Jane and I ran our Keeping up to date workshop for acdemic staff a couple of weeks ago and were exploring vaious tools to fill the gap Google Reader will leave. We surveyed library and CLT staff beforehand to get a picture of tools being used. We tried out several, all of which are offering easy ways to import Google Reader feeds.
The class went well with lots of discussion. None of the attendees had set up feeds so were able to try out those that suited their piurpose and access route (PC/tablet/smartphone). Netvibes for those on PCs and Feedly for tablets were used as starting points. The session was very lively with staff evaluating the tools as they set them. Bringing their own devices enhanced the workshop as it enabled evaluation of the tools and whether fit for purpose and device of choice.
Search alerts and search feeds from resources such as Summon, Business Source Complete, IBSS, Scopus etc. are not possible to set up from all of the services – we found The Old Reader and Netvibes best for these.
I am finding that I am using more than one feed reader currently depending on the content that I am keeping up with – Flipboard and Feedly on my tablet but The Old Reader on PC particularly for database search alerts. I have yet to see if one takes over and becomes the norm. The latest slides and workbook are in the Moodle Digital Literacy programme.
Popular tools were:
Feedly – requires a browser plug in, easy to transfer feeds from Google Reader; app for Android or iPad/iPhone user friendly; web version also good for organising and viewing feeds. It is possible to add content through the app version as well as on the web version.
Netvibes – this was tried by a few including myself. Enables a choice fo display formats for feeds. It is easy to add new feeds and also pre-formatted feeds or widgets e.g. newspapers, news sites. You can have anumber of tabs which work like the folders in Google Reader. There is no app but it views well on an iPad.
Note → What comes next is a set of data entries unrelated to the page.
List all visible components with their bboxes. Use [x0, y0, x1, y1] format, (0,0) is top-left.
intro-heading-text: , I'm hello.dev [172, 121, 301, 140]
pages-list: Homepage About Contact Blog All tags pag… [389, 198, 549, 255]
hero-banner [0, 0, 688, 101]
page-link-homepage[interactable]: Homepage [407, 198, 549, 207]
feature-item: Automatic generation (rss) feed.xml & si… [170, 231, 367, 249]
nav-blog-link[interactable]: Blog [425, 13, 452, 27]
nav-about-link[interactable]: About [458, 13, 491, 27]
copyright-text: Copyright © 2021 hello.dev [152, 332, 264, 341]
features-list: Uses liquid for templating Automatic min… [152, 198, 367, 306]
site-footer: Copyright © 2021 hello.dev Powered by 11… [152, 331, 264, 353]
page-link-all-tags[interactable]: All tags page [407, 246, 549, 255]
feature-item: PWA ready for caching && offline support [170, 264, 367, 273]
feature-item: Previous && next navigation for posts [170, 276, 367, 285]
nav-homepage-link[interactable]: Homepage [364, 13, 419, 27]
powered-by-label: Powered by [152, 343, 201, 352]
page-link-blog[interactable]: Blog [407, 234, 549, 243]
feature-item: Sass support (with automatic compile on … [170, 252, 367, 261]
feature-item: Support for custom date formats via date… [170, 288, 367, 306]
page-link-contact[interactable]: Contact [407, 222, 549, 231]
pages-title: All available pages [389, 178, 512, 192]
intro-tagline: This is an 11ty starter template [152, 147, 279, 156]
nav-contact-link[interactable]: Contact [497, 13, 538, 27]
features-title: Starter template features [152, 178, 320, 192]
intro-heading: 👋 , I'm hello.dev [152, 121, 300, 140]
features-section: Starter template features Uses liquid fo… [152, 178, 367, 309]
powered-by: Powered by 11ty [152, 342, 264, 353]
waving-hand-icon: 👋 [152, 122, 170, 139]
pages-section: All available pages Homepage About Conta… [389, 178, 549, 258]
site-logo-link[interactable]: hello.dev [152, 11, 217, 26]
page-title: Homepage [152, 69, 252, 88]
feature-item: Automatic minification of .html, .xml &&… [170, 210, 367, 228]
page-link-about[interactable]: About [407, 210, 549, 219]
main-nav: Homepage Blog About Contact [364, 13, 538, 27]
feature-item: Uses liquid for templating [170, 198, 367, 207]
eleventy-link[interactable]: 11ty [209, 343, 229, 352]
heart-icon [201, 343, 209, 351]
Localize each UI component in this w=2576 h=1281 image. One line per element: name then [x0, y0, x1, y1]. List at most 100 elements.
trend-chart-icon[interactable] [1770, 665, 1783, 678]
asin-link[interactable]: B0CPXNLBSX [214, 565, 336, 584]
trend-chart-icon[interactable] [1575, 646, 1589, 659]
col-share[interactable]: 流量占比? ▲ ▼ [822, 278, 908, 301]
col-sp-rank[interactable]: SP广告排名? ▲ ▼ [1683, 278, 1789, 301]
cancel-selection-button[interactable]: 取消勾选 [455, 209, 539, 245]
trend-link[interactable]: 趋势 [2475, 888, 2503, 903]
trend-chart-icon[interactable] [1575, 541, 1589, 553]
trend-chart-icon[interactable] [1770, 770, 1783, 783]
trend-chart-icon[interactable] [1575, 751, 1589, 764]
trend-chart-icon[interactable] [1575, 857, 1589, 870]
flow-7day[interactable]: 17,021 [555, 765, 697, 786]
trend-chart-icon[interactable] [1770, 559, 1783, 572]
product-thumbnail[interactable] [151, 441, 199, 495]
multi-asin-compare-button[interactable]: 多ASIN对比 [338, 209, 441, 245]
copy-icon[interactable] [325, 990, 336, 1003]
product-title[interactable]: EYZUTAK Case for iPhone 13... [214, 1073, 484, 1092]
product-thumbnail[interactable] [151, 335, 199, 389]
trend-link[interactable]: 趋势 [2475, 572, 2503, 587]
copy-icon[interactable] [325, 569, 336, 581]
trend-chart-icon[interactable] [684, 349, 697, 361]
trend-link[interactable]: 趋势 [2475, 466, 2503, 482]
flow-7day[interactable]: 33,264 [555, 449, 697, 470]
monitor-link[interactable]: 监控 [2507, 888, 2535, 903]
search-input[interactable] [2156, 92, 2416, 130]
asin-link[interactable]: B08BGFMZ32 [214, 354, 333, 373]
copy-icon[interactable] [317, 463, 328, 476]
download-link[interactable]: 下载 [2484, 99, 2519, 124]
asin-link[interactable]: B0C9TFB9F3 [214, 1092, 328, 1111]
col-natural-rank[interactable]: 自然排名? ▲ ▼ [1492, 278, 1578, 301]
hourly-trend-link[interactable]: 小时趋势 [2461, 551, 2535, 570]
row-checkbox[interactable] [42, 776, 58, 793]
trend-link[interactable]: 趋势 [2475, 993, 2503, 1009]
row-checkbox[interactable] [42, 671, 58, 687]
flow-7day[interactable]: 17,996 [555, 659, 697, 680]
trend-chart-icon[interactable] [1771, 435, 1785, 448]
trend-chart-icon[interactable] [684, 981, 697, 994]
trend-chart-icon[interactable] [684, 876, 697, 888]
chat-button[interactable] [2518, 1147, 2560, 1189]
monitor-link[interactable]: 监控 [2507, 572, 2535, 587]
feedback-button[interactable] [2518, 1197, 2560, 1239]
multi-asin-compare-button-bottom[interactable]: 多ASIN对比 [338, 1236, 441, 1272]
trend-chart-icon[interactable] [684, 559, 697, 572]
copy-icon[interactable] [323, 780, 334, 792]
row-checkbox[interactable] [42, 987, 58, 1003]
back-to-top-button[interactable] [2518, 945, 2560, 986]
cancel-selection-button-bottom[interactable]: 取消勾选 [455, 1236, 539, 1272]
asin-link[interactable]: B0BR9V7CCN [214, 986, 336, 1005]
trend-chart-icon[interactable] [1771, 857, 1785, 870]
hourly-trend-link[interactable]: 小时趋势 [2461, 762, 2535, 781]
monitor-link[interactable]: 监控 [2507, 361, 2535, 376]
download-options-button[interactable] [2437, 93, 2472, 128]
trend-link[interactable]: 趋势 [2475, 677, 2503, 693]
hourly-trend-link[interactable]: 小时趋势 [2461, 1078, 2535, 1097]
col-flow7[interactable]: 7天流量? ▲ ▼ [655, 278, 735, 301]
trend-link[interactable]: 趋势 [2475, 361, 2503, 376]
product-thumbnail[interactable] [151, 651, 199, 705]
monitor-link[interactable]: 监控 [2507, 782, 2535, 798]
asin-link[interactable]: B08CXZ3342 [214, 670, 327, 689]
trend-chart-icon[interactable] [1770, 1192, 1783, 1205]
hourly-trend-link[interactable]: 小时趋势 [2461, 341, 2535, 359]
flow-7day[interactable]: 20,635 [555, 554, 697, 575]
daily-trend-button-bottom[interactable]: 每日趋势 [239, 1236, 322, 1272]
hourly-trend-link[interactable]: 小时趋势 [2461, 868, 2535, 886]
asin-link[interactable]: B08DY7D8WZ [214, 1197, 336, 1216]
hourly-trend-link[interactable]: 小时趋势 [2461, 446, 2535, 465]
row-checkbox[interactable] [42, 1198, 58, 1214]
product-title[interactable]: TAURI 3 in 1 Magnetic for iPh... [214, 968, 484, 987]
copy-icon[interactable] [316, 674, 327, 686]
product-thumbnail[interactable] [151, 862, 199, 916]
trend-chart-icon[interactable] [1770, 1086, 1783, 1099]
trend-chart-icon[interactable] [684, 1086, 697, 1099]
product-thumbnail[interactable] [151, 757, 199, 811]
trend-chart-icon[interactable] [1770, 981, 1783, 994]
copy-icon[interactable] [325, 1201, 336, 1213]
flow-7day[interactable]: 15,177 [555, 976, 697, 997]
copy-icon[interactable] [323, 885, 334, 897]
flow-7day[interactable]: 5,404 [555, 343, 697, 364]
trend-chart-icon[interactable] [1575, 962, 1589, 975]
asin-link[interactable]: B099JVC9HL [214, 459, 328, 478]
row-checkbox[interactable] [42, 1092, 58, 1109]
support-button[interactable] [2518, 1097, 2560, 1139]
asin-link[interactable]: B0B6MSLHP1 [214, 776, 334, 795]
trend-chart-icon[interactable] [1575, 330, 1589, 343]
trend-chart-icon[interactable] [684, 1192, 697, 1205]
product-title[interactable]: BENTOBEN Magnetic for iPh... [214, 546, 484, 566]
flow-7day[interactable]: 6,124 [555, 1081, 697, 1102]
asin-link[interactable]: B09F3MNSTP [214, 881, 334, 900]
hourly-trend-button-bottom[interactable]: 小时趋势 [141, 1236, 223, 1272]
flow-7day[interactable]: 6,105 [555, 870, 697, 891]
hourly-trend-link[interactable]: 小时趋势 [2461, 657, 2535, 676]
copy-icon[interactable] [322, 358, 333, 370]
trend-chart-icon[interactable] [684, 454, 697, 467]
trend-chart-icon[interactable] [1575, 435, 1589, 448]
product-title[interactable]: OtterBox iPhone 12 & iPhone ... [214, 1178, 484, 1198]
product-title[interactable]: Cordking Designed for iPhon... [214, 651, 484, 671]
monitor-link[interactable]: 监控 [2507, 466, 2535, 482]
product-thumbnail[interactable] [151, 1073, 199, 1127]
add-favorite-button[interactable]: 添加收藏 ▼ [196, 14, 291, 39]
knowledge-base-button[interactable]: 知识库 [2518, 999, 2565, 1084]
The Old Reader – I had read about this one but only tried it on the day of the wrokshop but I actually find this one very comfortable probably because I think that it is the most like Google Reader to manage. There is no app for tablets or mobiles.
Flipboard – I and several others are using this. I have been using it on an iPad. It is very visual and like a magazine. Feeds from Google Reader can be imported as can Twitter and any other blog or news site. Images of websitess or videos mentioned on Twitter etc. are displayed. It is easy to share and tweet any items of interest to others.
Zite – looks to have a good looking app. “It looks at your various social media profiles and presents a magazine style layout (like Flipboard) that consists of interesting articles that aren’t necessarily in your twitter/Google reader feeds. It learns quickly.”
Newsblur – I used this for a few weeks on both PC and tablet. It works for feeds of all types including databases search feeds. I prefer the interfaces of The Old Reader, Feedly and Flipboard.
Twitter – some are using Twitter as the main tool for keeping up to date, however others prefer feed readers to enable them to read in their own time rather than having to constantly monitor Twitter to spot items.
Google Alerts – some are using these extensively to see mentions of certain terms – I have one for “information literacy” which brings to attention items not necessariy picked up through other feeds.
If you write blogs using Blogger and WordPress then you can subscribe / follow other blogs using the ‘Blogs I follow’ features.
Tools not tried – Google Currents, Google + communities, YouTube subscriptions, Reddit (video about what it is), Firefox plugins Brief and Bamboo.
Thanks to everyone who sent their comments to us. There is definitely scope for sharing of practice and tips amongst us.